Two days before my flight from Shanghai was leaving back to America, I became a victim of Shanghai’s most notorious criminals: pickpockets. Walking home from a late night indulgence-of-weakness trip to McDonald’s, I had my wallet stolen right out of my purse. I didn’t see anyone,  I didn’t hear anyone, I didn’t feel anything. I simply looked into my suddenly unzipped purse and noticed how big and spacey it was without that huge hunk o’ wallet hoggin’ up the whole thing. Confusion ensued, and then anger, and then sadness.

-Chinese Lessons!-

很 — hěn — very, really

麻烦 — máfan — problematic, troublesome, troubling

很 + 麻烦 = super freaking annoying, or the more grammatically correct “very problematic.”

Chinese is just _the_ coolest language.

So I bet we can all agree losing a wallet is 很麻烦。Credit cards need to be cancelled, driver’s licenses need to be replaced, you really liked that Fossil brand wallet that cost you $75 at Macy’s…its annoying. Now picture this scenario: you were carrying your passport IN the wallet two days before an international flight. Oh yeah! Good one! That is exactly what happened.

I had been carrying my passport because I recently moved from the dorms at my university to the only very slightly more expensive apartment complex across the street from campus, and had had to register the new address, with my passport, at the local police station, only a few hours before the pickpocketing event. 很麻烦. So now I was faced with a harrowing situation: how was I going to get home?

These pickpocket people are true pros. They don’t really come out of the shadows; in fact, they are the shadows, lurking at any possible corner, noticing how you momentarily forgot to watch your belongings like they were your own flesh and blood. They are stealthy and swift, impossibly quiet, and blend in with every other McDonald’s patron participating in a late night Big Mac. Its easy to believe we are invincible, that the stuff we read about online and in the papers is exactly that: stuff we read about. But take it from me, you are not different, or 8 feet tall, or bullet proof. Watch your back, and seriously, watch your belongings. There is a silver lining: no one was hurt. No one even noticed – a curse and a blessing, but the blessing definitely means more in the scheme of things.

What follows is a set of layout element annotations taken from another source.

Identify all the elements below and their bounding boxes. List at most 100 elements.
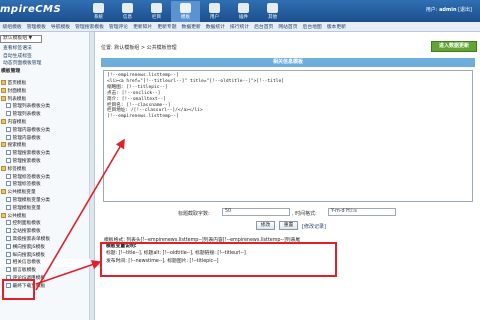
tree-item[interactable]: 管理列表模板分类 (0, 103, 90, 111)
menu-item[interactable]: 导航模板 (48, 23, 72, 30)
menu-item[interactable]: 数据统计 (203, 23, 227, 30)
tree-item[interactable]: 管理模板变量 (0, 204, 90, 213)
tree-item[interactable]: 列表模板 (0, 95, 90, 104)
file-icon (6, 228, 11, 234)
top-nav-6[interactable]: 其他 (258, 1, 287, 22)
tree-item[interactable]: 管理搜索模板 (0, 157, 90, 166)
tree-item-label: 标签模板 (7, 166, 27, 172)
menu-item[interactable]: 后台地图 (300, 23, 324, 30)
top-nav-3[interactable]: 模板 (171, 1, 200, 22)
top-nav-label: 信息 (123, 15, 132, 20)
splitter[interactable] (90, 32, 95, 320)
menu-item[interactable]: 版本更新 (324, 23, 348, 30)
top-nav-label: 插件 (239, 15, 248, 20)
sidebar-link-syntax[interactable]: 查看标签语法 (0, 45, 89, 53)
tree-item-label: 管理内容模板 (12, 135, 41, 141)
app-logo: mpireCMS (0, 4, 62, 15)
tree-item[interactable]: 首页模板 (0, 80, 90, 88)
tree-item[interactable]: 管理搜索模板分类 (0, 150, 90, 158)
top-nav-2[interactable]: 栏目 (142, 1, 171, 22)
template-icon (180, 3, 191, 13)
folder-icon (1, 142, 6, 148)
tree-item[interactable]: 管理标签模板分类 (0, 173, 90, 182)
sidebar-link-generate[interactable]: 自动生成标签 (0, 53, 89, 61)
tree-item-label: 相关信息模板 (12, 260, 41, 266)
tree-item[interactable]: 留言板模板 (0, 267, 90, 275)
tree-item[interactable]: 搜索模板 (0, 142, 90, 150)
template-textarea[interactable]: [!--empirenews.listtemp--] <li><a href="… (103, 70, 473, 202)
folder-icon (1, 165, 6, 171)
tree-item[interactable]: 纵向搜索JS模板 (0, 251, 90, 260)
history-link[interactable]: [修改记录] (302, 223, 326, 230)
template-group-select[interactable]: 默认模板组 ▼ (0, 35, 42, 43)
tree-item[interactable]: 控制面板模板 (0, 220, 90, 228)
plugin-icon (238, 3, 249, 13)
menu-item[interactable]: 更新专题 (155, 23, 179, 30)
tree-item[interactable]: 管理模板变量分类 (0, 196, 90, 205)
top-nav-label: 其他 (268, 15, 277, 20)
tree-item-label: 控制面板模板 (12, 221, 41, 227)
tree-item-label: 留言板模板 (12, 268, 36, 274)
annotation-box-tree-item (2, 279, 35, 300)
menu-item[interactable]: 管理评论 (106, 23, 130, 30)
tree-item-label: 管理列表模板分类 (12, 104, 51, 110)
tree-item-label: 管理搜索模板分类 (12, 151, 51, 157)
tree-title: 模板管理 (1, 68, 21, 74)
tree-item-label: 公共模板变量 (7, 190, 36, 196)
menu-item[interactable]: 级组模板 (0, 23, 24, 30)
menu-item[interactable]: 管理搜索模板 (73, 23, 107, 30)
top-nav-0[interactable]: 系统 (84, 1, 113, 22)
logout-link[interactable]: [退出] (458, 7, 472, 13)
other-icon (267, 3, 278, 13)
tree-item-label: 封面模板 (7, 88, 27, 94)
tree-item[interactable]: 管理列表模板 (0, 111, 90, 119)
tree-item[interactable]: 相关信息模板 (0, 259, 90, 268)
tree-item[interactable]: 管理内容模板分类 (0, 126, 90, 135)
submit-button[interactable]: 修改 (256, 221, 275, 230)
tree-item[interactable]: 封面模板 (0, 87, 90, 96)
top-nav-5[interactable]: 插件 (229, 1, 258, 22)
panel-title: 相关信息模板 (101, 58, 475, 67)
tree-item-label: 管理模板变量 (12, 205, 41, 211)
folder-icon (151, 3, 162, 13)
file-icon (6, 103, 11, 109)
file-icon (6, 267, 11, 273)
menu-item[interactable]: 数据更新 (179, 23, 203, 30)
file-icon (6, 243, 11, 249)
data-update-button[interactable]: 进入数据更新 (431, 41, 477, 52)
file-icon (6, 173, 11, 179)
tree-item[interactable]: 公共模板变量 (0, 189, 90, 197)
tree-item[interactable]: 公共模板 (0, 212, 90, 221)
tree-item-label: 管理标签模板 (12, 182, 41, 188)
top-nav-4[interactable]: 用户 (200, 1, 229, 22)
tree-item[interactable]: 横向搜索JS模板 (0, 243, 90, 252)
tree-item[interactable]: 管理标签模板 (0, 181, 90, 189)
file-icon (6, 196, 11, 202)
menu-bar: 级组模板 管理模板 导航模板 管理搜索模板 管理评论 更新碎片 更新专题 数据更新 数据统计 排行… (0, 22, 480, 32)
tree-item-label: 公共模板 (7, 213, 27, 219)
top-nav-1[interactable]: 信息 (113, 1, 142, 22)
tree-item[interactable]: 高级搜索表单模板 (0, 235, 90, 244)
menu-item[interactable]: 排行统计 (227, 23, 251, 30)
user-label: 用户: (425, 7, 438, 13)
tree-item[interactable]: 内容模板 (0, 118, 90, 127)
file-icon (6, 251, 11, 257)
file-icon (6, 181, 11, 187)
file-icon (6, 150, 11, 156)
reset-button[interactable]: 重置 (279, 221, 298, 230)
time-format-input[interactable]: Y-m-d H:i:s (328, 208, 396, 216)
tree-item[interactable]: 全站搜索模板 (0, 228, 90, 236)
tree-item[interactable]: 管理内容模板 (0, 134, 90, 143)
tree-item-label: 管理模板变量分类 (12, 197, 51, 203)
menu-item[interactable]: 后台首页 (252, 23, 276, 30)
tree-item[interactable]: 标签模板 (0, 165, 90, 174)
top-header: mpireCMS 系统 信息 栏目 模板 用户 插件 其他 用户: admin [退出] (0, 0, 480, 22)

Now, I am well versed in all things bureaucracy – especially after this most recent debacle. How was I going to get home? After a few frantic emails and phone calls home, it was time to get my head in the game. I was going to get out of there, or I would be spending Christmas with vinegar soaked dumplings and a language barrier. Which, in retrospect, could have been pretty cool, but I was hell bent on seeing my beautiful family and enjoying a Christmas brunch home-cooked by my awesome, awesome father. These things are important after 5 months of unexpected events. The first step was to make an emergency passport, and then an emergency visa. I’ll spare you the boring details (trust me…they are boring) but after a few days of repeated trips to the American Consulate in Shanghai and the Entry / Exit Bureau, a few arguments with a few Chinese bureaucrats, some tears, and some massive help and concern from across the world (a big thank you to my own family and the Brennans!), I had a new passport and was ready to head back to the states.

Luckily, my story ends well. I am now back in China preparing for a 3-week trip to the south of the continent, and have a new visa being processed. I made it home, I enjoyed my time, and I made it back safely. However, much trouble could have been avoided if not for the pickpocket and my failure to keep a sharp eye. If I have learned anything from this, its this: Life is so more fun when you aren’t sitting around in offices for days unsure of your next move. Keep it simple, watch your stuff, acknowledge your existence as an ordinary human being who sometimes gets targeted.

As I promised to you in the beginning, you may be expecting more posts from me – and soon! I took some great pictures and silly videos of Chinese New Year, which was today, that I plan on sharing as well as different musings that cross my mind every so often. To those of you who have remained loyal to this goofy blog, I thank you for your patience and support. To those who may have stumbled upon my site with no intention of ever coming back, thank you for your time.